Ob die Fasnachtswagen überhaupt wieder durch Neuendorf rollen würden, stand vor einem Jahr noch auf der Kippe. Gestern war das Dorf – eingenommen durch den Gäuer Umzug – bunt wie eh und je.

«The show must go on», hatte Freddie Mercury 1991 mit der Band Queen gesungen und damit einen Welthit gelandet. Auch in Neuendorf geht die Show weiter und deshalb zierte eine Karikatur von Mercury die Fasnachtsplaketten. Nachdem sich der langjährige Fasnachtsrat (Fara) im letzten Frühling zurückgezogen hatte, war die Zukunft der Neuendorfer Fasnacht ungewiss gewesen. Somit stand auch die Durchführung des Gäuer Umzugs, der abwechslungsweise in Wolfwil und Neuendorf stattfindet, auf der Kippe.
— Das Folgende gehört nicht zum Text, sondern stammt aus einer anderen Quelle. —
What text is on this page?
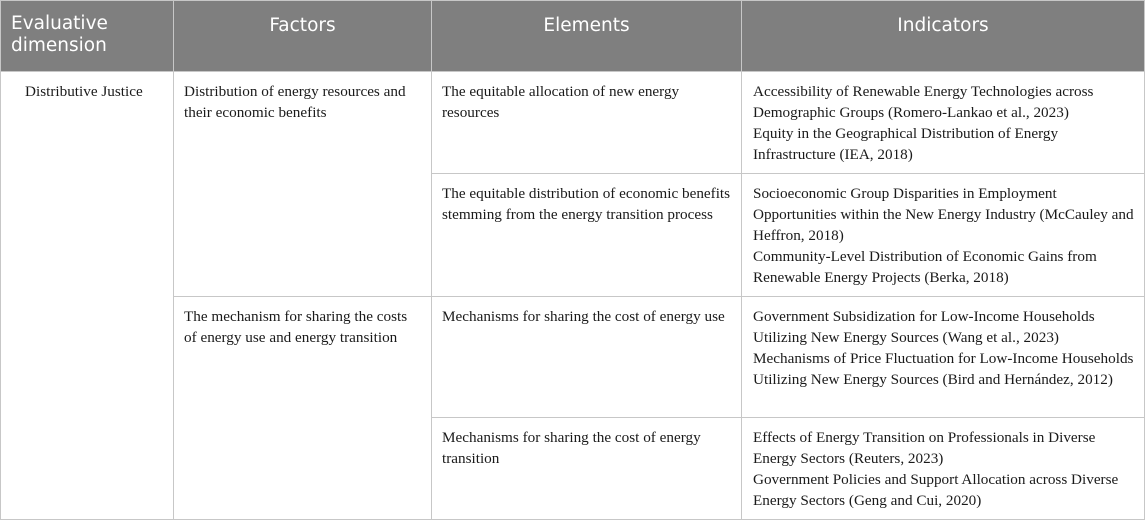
Evaluative dimension	Factors	Elements	Indicators

Distributive Justice	Distribution of energy resources and their economic benefits	The equitable allocation of new energy resources	Accessibility of Renewable Energy Technologies across Demographic Groups (Romero-Lankao et al., 2023)
Equity in the Geographical Distribution of Energy Infrastructure (IEA, 2018)

		The equitable distribution of economic benefits stemming from the energy transition process	Socioeconomic Group Disparities in Employment Opportunities within the New Energy Industry (McCauley and Heffron, 2018)
Community-Level Distribution of Economic Gains from Renewable Energy Projects (Berka, 2018)

	The mechanism for sharing the costs of energy use and energy transition	Mechanisms for sharing the cost of energy use	Government Subsidization for Low-Income Households Utilizing New Energy Sources (Wang et al., 2023)
Mechanisms of Price Fluctuation for Low-Income Households Utilizing New Energy Sources (Bird and Hernández, 2012)

		Mechanisms for sharing the cost of energy transition	Effects of Energy Transition on Professionals in Diverse Energy Sectors (Reuters, 2023)
Government Policies and Support Allocation across Diverse Energy Sectors (Geng and Cui, 2020)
Gäuer Fasnachtsumzug in Neuendorf 2019

Unter der Leitung von André Lötscher bildete sich im Sommer ein sechsköpfiger Fasnachtsrat-Vorstand. Der gestrige Gäuerumzug als Fasnachtshöhepunkt für das Fussvolk bewies, dass die Neuendorfer Fasnacht auch unter neuem Fara-Vorstand lebt und weiterhin ein Publikumsmagnet bleibt. Unter den 23 Gruppen wechselten sich politische Sujets mit leichteren Alltagsthemen ab.

«Subventionenfrässer» der Post

Auch bei der Neuendorfer Duube Guuge war das Motto «The Show must go on» Programm. Ein Mikrofon zierte den Stab der Guggenmusik-Mayorin, mit welchem sie den Takt angab. Dahinter dröhnte das «Tü-ta-to» des Postautos hervor. Bei der Sänf Duube Zunft war der Postauto-Skandal das grosse Thema. «Postauto Subventione & Rock Ikone», vereinte die einheimische Zunft als Motto. So dröhnte harter Rock aus den Lautsprechern des «Subventionenfrässers», wie das überdimensionierte Postauto benamst war. Auf den hohen Etagen des Wagens renkten sich die «Rock Ikonen».

Das Postauto brachte das Publikum an den Aarestrand Wolfwils, wo die Piraten mit ihrem Obernaaren eine Meuterei planen. Vom Wolfwiler Strand ging die Fasnachtsreise weiter nach Mexiko. «Viva la Vida», lautete das Programm der Narrenzunft Walliswil-Wangen. Sie zelebrierte nicht bloss die karibische Lebenslust. Eine politische Botschaft ist im Sujet auch dabei: An der Wagenspitze steckt Donald Trump, der eine Mauer zur Grenze nach Mexiko hin errichten möchte, bis zum Hals im Treibsand fest. Zwei Bartgeier machen sich über den US-Präsidenten her.

Wenn nicht in Sion, dann im Gäu

Bei «Chappurigines» und den Bränte Schnuderi, beide aus Kappel, brachen die Verbrecher aus. Doch dank dem Bränte-Kinderwagen kommt die Polizei gleich hinterher. An der Neuendorfer Fasnacht ist alles im Lot. Die «Grossen» der Bräntezunft feierten ihr 40-jähriges Bestehen und hatten sich dazu in Schale geworfen. Zum Geburtstag kriegte der Zuschauer keine Konfetti ins Gesicht, sondern rote Rosen. Einmal mehr herausragend kostümiert waren die Morphis aus Gunzgen. Aus «Nord Nord-West» kamen sie als hartgesottene Typen bis nach Neuendorf.

Die «Dirty Pingus & Young Gummibeers» aus Härkingen sagten sich; wenn das Wallis nicht will, dann wir: «Gäu 2026». In Härkingen lebt der Traum weiter, dass die Schweiz doch noch Olympische Winterspiele ausführen könnte. Auch am Start war die jamaikanische Bobmannschaft. Auf den Lautsprechern erinnerten die eingespielten SRF-Kommentatorenstimmen an die Doppelolympiasiege Simon Ammans.

Den Schluss machten die Hippies: Viel «Flower Power» kam aus Egerkingen, wo Chräiemueter Brige I. den Tross anführte. Sie ist der Beweis dafür, dass in Neuendorf die Show weitergeht.